When I see these kinds of claims, my guess is that they are usually based on a
failure analysis given a particular replication degree and estimates of
failure probabilities of various components and failure domains. Underlying
this analysis is usually an assumption about the independence of failures
between the failure domains.

The good news is that industry has moved away from the computer as the unit of
independent failure to a much larger failure domain: often a cluster within a
data center, or an entire data center. This means that the analysis takes into
account the infrequent occurrence of a large number of correlated failures
within the failure domain.

The bad news is that there are inevitably correlated failures across the
failure domains, regardless of how carefully you design to avoid them.
Software bugs, coordinated attacks, operator errors, cascading failures caused
by well-intentioned but runaway control loops and automated failover
mechanisms, and so on, can be the culprit.

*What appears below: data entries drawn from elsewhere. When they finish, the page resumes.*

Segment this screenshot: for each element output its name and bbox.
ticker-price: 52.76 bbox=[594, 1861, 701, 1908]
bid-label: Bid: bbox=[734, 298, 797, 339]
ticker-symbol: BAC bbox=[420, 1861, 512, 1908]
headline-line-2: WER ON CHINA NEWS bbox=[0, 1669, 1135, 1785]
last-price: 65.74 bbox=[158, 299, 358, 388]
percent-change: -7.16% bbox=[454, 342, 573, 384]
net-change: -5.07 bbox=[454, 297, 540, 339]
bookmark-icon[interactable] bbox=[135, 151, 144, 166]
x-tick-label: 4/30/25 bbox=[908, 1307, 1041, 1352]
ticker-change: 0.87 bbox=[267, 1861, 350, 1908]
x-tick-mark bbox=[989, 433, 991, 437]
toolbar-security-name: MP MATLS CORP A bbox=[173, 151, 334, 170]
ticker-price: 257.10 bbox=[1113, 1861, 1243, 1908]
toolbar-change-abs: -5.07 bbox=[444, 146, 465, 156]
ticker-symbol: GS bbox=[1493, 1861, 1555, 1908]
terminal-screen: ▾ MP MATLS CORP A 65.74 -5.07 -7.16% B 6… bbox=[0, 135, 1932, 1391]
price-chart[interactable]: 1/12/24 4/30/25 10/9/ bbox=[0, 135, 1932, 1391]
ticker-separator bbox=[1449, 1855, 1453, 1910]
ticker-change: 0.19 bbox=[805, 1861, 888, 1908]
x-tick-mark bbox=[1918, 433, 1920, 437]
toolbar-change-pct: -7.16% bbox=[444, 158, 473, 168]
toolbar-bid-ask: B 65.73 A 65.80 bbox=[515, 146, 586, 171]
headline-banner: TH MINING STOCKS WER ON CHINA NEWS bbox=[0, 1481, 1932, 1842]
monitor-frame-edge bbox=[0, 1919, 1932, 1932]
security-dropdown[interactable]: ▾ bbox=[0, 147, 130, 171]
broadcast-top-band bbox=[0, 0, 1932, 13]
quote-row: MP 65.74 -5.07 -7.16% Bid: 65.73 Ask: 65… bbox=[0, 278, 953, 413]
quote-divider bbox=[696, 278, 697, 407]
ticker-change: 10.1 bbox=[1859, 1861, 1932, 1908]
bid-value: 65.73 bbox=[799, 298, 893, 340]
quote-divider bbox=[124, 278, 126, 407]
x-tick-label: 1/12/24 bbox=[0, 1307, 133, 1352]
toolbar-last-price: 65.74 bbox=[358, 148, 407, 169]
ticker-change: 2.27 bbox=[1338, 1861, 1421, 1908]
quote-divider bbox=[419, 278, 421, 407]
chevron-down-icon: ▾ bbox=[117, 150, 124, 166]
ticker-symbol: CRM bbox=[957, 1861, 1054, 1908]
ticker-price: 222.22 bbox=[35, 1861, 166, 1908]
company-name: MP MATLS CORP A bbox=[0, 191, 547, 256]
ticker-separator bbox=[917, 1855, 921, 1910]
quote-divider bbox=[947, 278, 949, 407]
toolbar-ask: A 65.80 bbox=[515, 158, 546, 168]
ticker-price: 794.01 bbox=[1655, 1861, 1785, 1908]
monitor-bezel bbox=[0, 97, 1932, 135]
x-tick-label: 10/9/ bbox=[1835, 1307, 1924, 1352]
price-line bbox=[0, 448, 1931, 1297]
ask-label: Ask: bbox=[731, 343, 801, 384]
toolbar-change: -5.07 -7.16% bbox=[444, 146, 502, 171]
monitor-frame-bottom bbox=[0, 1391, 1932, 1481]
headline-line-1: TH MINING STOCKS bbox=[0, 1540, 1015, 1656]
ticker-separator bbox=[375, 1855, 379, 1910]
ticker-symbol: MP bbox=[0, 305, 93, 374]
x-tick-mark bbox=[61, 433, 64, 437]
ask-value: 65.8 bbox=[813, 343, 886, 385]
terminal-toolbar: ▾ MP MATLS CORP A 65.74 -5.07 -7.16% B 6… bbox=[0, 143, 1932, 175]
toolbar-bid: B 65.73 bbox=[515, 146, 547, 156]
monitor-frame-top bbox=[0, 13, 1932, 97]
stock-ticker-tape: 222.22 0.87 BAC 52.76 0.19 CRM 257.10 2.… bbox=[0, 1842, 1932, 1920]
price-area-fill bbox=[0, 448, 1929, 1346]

So, here's the problem. This statistic from Amazon, if taken at face value,
would say that relying on Amazon to keep your data durable and safe is
practically risk-free to the point of durability issues never happening in
your lifetime (or, alternatively, to such a dramatically small fraction of
objects that you might not care).

In practice, however, I suspect you do want to plan for the "unknown unknowns"
that will cause data loss at low probability, but much higher probability than
0.000000001%.

Here's another way to look at it: I'd love it if Amazon posted some data about
the rate at which they've experienced durability failures in the past year or
two, rather than posting what I'm supposing (I might be wrong!) are
calculations based on assumptions of dependent failure probabilities.

------
spcoll
Any risk estimate makes implicit assumptions, so they are conditional
probabilities rather than absolute probabilities. It is assumed that Amazon
engineers mean to prefix these data loss numbers with "under normal operation
of our services".

Definitely, exceptional and unpredictable incidents make the absolute risk
higher. But in the absence of historical data about the rate of occurrence of
such events, it is impossible to make a reliable assessment of absolute risk.
Not only is it impossible to assign a realistic probability to events that you
know can happen (eg. catastrophic bug), but many of the possible incidents are
events you are not even aware can happen (eg. are you going to factor the risk
of a meteoric crash destroying your data centers?).

------
rcthompson
If your service has existed for T years and you store N objects and have never
lost any objects, then at most you can claim "less than 100/(T*N)%" yearly
object loss rate. If you claim any less than that, you have no empirical
evidence to back it up.

(The more accurate formula would take into account the length of time each
object has been stored, since not all objects were stored for the full time
period.)

------
cordite
Didn't Netflix at one point have data loss on S3 because an amazon employee
was in production without knowing it?

------
ecma
This is marketing 101, they are making their product sound impressive by
throwing improbable numbers but not even the moron in a hurry would truly
believe that they can store their 1 object and then check in on it in 100
billion years later. The important number (the 99.99...%) is there in the
text, the rest is a hyperbolic and arbitrary example but it is only intended
to provide a frame of reference to numbers which are not easily comprehendable
into an MTBF.

I would also suggest they may not be using historical data to calculate their
object durability, rather a worst case calculation of current failure models.
That's pretty standard practice in all future risk modelling, especially for
new systems. Comparing theoretical future risk vs evaluated past resilience is
a slightly different beast.